Quella del terrorismo e dei traffici di esseri umani, di armi e di droga nel Sahel è una crisi africana. Non crede che l’Unione Africana avrebbe dovuto dare l’esempio finanziando per primo la nuova forza del G5?

Ci auguriamo che l’UA possa mettere a disposizione fondi aggiuntivi. L’UA ha deciso di creare un Fondo per la pace che ci consentirà in futuro di prendere in carica tutte le operazioni contro il terrorismo e per il mantenimento della pace sul continente africano.

Un'ultima domanda. Nel suo ultimo Summit che si è chiuso il 4 luglio, l'Unione Africana non ha messo in cima alla sua agenda l'emergenza migrazioni.
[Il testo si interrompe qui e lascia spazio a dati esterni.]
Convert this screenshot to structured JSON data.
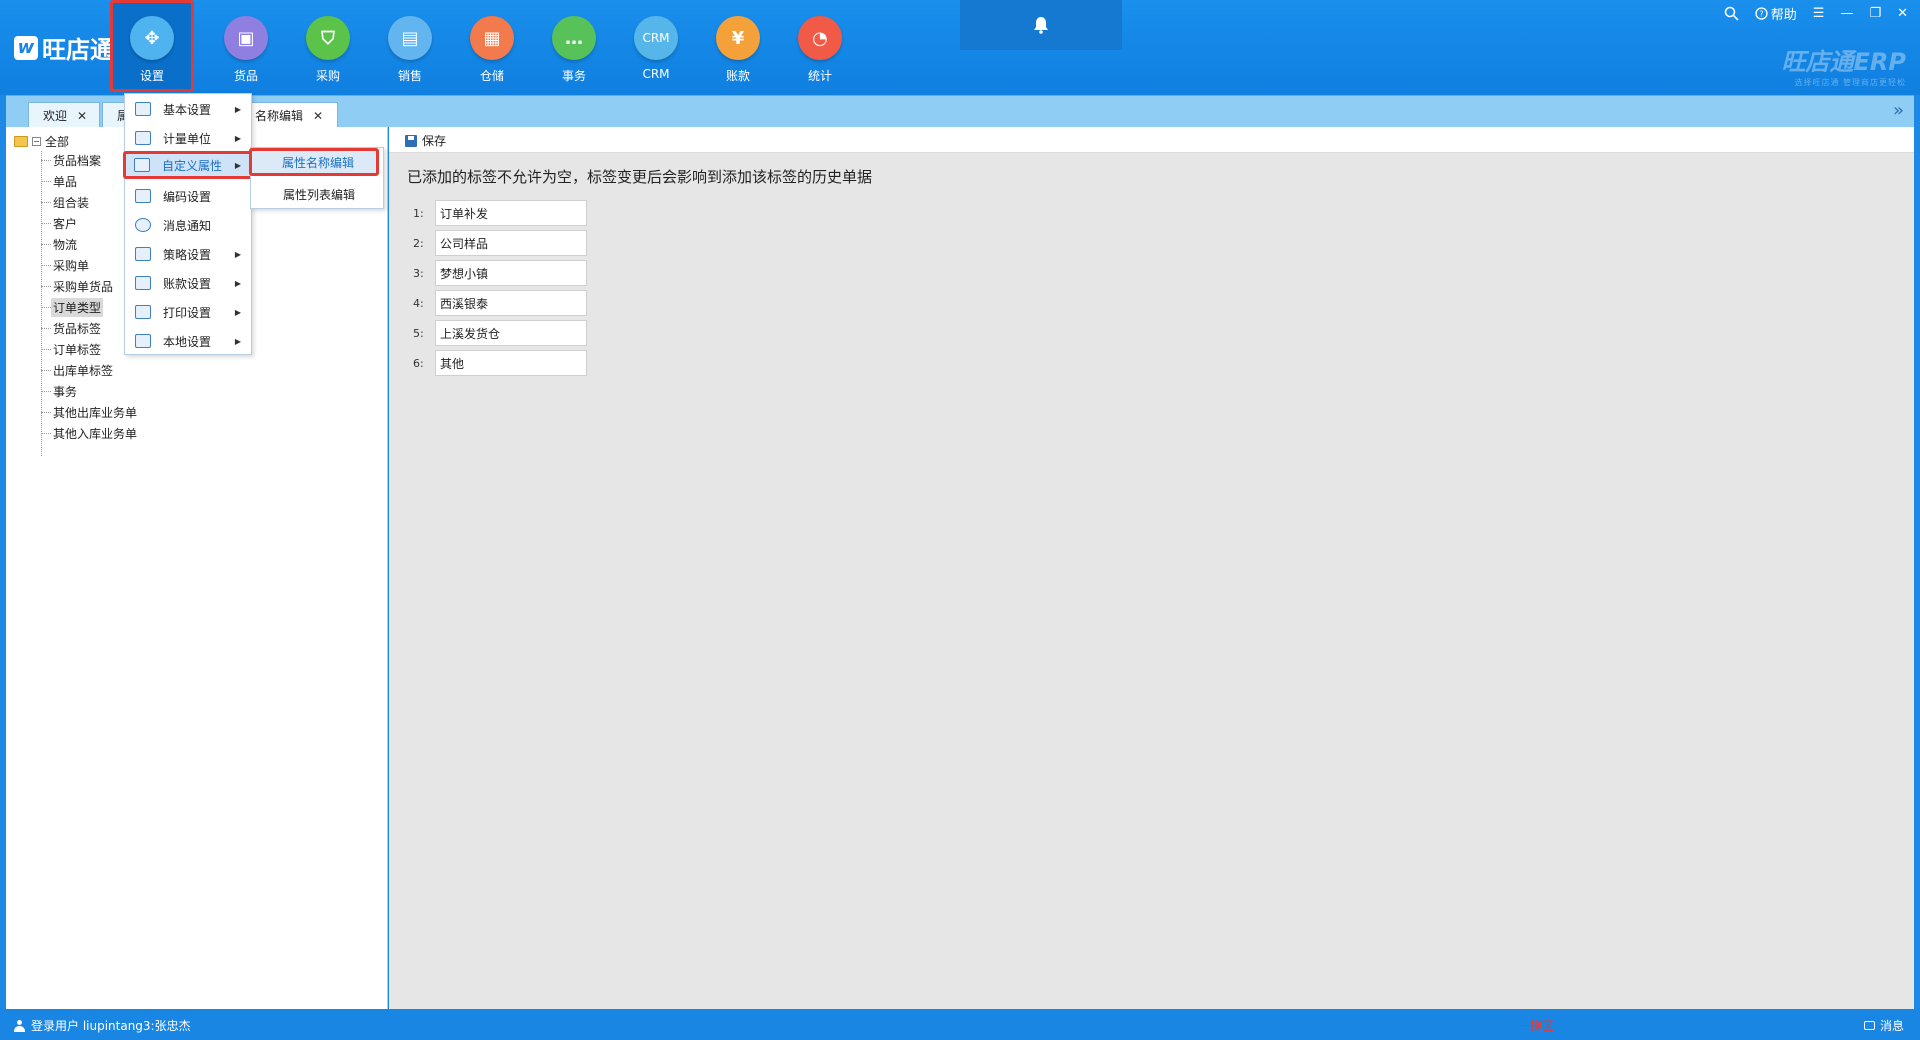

Perché i leader africani non ne fanno una priorità politica?

Non lo era in passato, oggi invece lo è. Alcuni anni fa molti leader africani consideravano che i loro cittadini alla ricerca di una vita migliore erano liberi di andare dove volevano. Le tragedie che si sono molteplicate li hanno convinti del contrario. Al Summit di Addis Abeba, le migrazioni erano all'ordine del giorno. Del resto, il Re del Marocco è stato incaricato di assumere la leadership su questa questione. Come vede, i tempi sono cambiati.